Posted: Wed Jan 09, 2008 10:20 am
by djkest
How about letting your settings crank through 2 work units, record the times, Ctrl-C, and then try something else?

Posted: Wed Jan 09, 2008 10:30 am
by Dutchmm
When folding not all work units are the same size.
That is why you can get a relative benchmark from the fahinfo website. I find that my times - within a project - are stable enough to compare the result of an OC setting. And I seem only to get WUs from a relatively stable population. The last 6 have all come from 2605, for example.

Posted: Thu Jan 10, 2008 4:12 am
by cd8uk
I have a feeling that I remember reading somewhere that an F@H benchmark had been created by someone. The idea was that one WU had been 'captured' (can't think of a better term) and that a little script had been written to run that WU for a set period, say the first 10 checkpoints, and then a standard result would be given. Only one WU was ever used so results could be compared.
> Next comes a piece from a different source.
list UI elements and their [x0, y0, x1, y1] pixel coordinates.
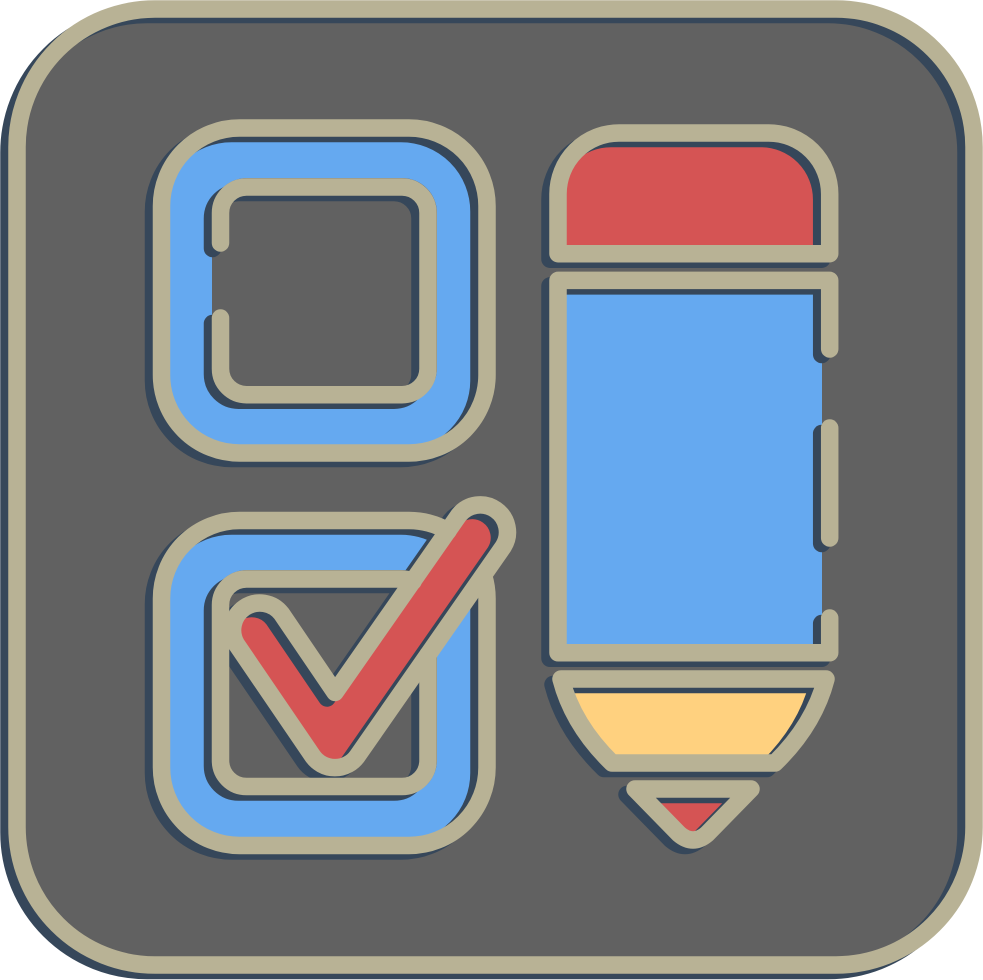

One problem is that this was at least 12 months ago and I can't seem to find a reference to it again. Even if I could locate it, it would probably not be useful for SMP benchmarks due to its age.
Also, all WUs are definitely not created equal and also different CPU architectures handle different WUs, well differently - some are CPU bound, others more dependant on L2 cache. This would of course not matter too much for calculations based upon one person + one CPU comparisons + different levels of OC though.